La Ideal, de Suipacha al 300, es de 1912. Los arquitectos que llevan adelante el proyecto de restauración tuvieron que reforzar estructuras, rehacer pisos y baños, cambiar la cabina del ascensor, instalar equipos de aire acondicionado, restaurar arañas, madera y vitral… empezar casi de cero por el enorme abandono y deterioro. Los magníficos vitrales serán restaurados por Paula Farina Ruiz, encargada del mismo trabajo en las confiterías del Molino y Las Violetas.
La Giralda, de Av. Corrientes al 1400, estaba muy caída cuando comenzaron los trabajos. Los nuevos dueños prometen conservar la marca, pero con innovaciones. Se mantendrán el chocolate con churros, el café y los sándwiches, pero también se servirán almuerzos y cenas en un ambiente que restaurará detalles originales.

Los que no resistieron

Mientras estos cafés notables preparan su reapertura, hay otros que dicen adiós. El Café Roma, en la esquina de Anchorena y San Luis, es un emblema del Abasto desde 1952. Jesús Llamedo es su dueño y junto a su primo Laudino atienden el café desde que llegaron de Asturias. Cansados de tantas décadas de trabajo y de que en los últimos años la crisis los haya golpeado duramente, en noviembre cerrará sus puertas, por las que alguna vez pasaron María Rosa Vaner, Norma Aleandro, Leonardo Favio, Lito Cruz y muchos otros actores.
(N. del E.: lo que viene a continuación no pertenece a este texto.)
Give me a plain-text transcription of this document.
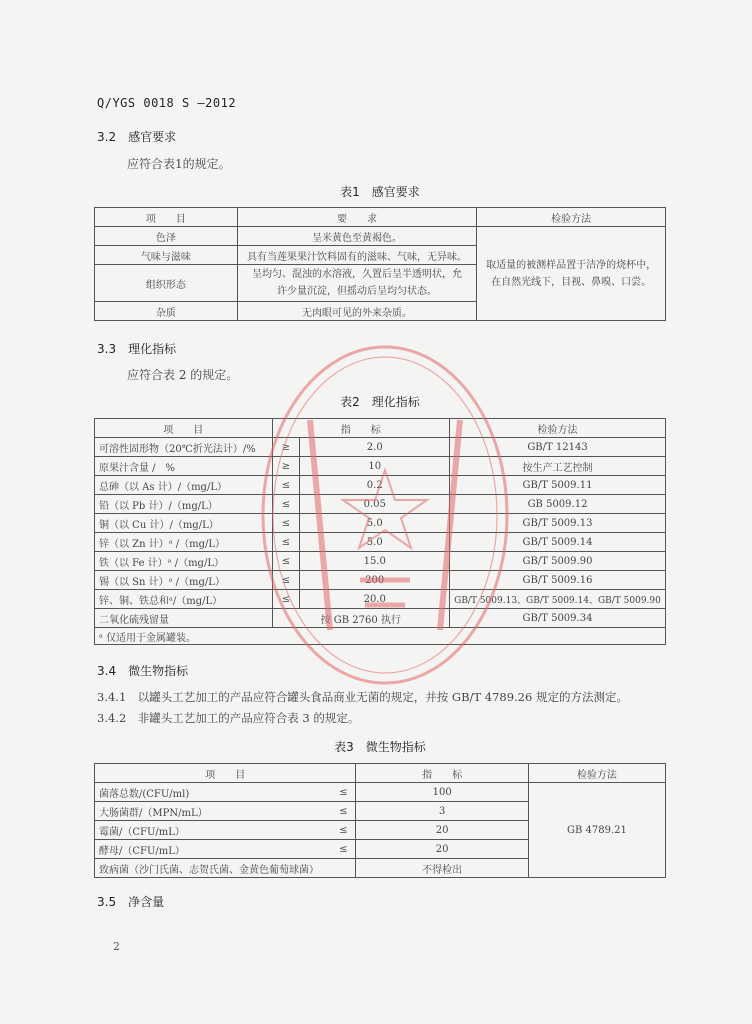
Q/YGS 0018 S —2012
3.2　感官要求
应符合表1的规定。
表1　感官要求
项　　目	要　　求	检验方法
色泽	呈米黄色至黄褐色。	取适量的被测样品置于洁净的烧杯中，
在自然光线下，目视、鼻嗅、口尝。

气味与滋味	具有当莲果果汁饮料固有的滋味、气味，无异味。	
组织形态	呈均匀、混浊的水溶液，久置后呈半透明状，允
许少量沉淀，但摇动后呈均匀状态。	

杂质	无肉眼可见的外来杂质。	
3.3　理化指标
应符合表 2 的规定。
表2　理化指标
项　　目	指　　标		检验方法
可溶性固形物（20℃折光法计）/%	≥	2.0	GB/T 12143
原果汁含量 /　%	≥	10	按生产工艺控制
总砷（以 As 计）/（mg/L）	≤	0.2	GB/T 5009.11
铅（以 Pb 计）/（mg/L）	≤	0.05	GB 5009.12
铜（以 Cu 计）/（mg/L）	≤	5.0	GB/T 5009.13
锌（以 Zn 计）ᵃ /（mg/L）	≤	5.0	GB/T 5009.14
铁（以 Fe 计）ᵃ /（mg/L）	≤	15.0	GB/T 5009.90
锡（以 Sn 计）ᵃ /（mg/L）	≤	200	GB/T 5009.16
锌、铜、铁总和ᵃ/（mg/L）	≤	20.0	GB/T 5009.13、GB/T 5009.14、GB/T 5009.90
二氧化硫残留量	按 GB 2760 执行		GB/T 5009.34
ᵃ 仅适用于金属罐装。			
3.4　微生物指标
3.4.1　以罐头工艺加工的产品应符合罐头食品商业无菌的规定，并按 GB/T 4789.26 规定的方法测定。
3.4.2　非罐头工艺加工的产品应符合表 3 的规定。
表3　微生物指标
项　　目		指　　标	检验方法
菌落总数/(CFU/ml)	≤	100	GB 4789.21
大肠菌群/（MPN/mL）	≤	3	
霉菌/（CFU/mL）	≤	20	
酵母/（CFU/mL）	≤	20	
致病菌（沙门氏菌、志贺氏菌、金黄色葡萄球菌）		不得检出	
3.5　净含量
2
El local de la confitería Richmond sigue en alquiler para cualquier uso comercial. Ubicada en Florida al 400, la Richmond fue una confitería clásica durante casi un siglo pero, desde que cerró en 2011, nadie la recuperó. Si bien su arquitectura está protegida por la ley, no ocurre lo mismo con el destino que se le dé al comercio: de hecho, hace unos años abrió brevemente como una casa de venta de artículos deportivos.
Una historia similar es la que transita el bar Plaza Dorrego de San Telmo: continúa abierto por una cooperativa de trabajadores, que desde septiembre lo mantienen abierto sin pero enfrentan una demanda por desalojo que les inició el dueño del inmueble, que quiere recuperar la propiedad.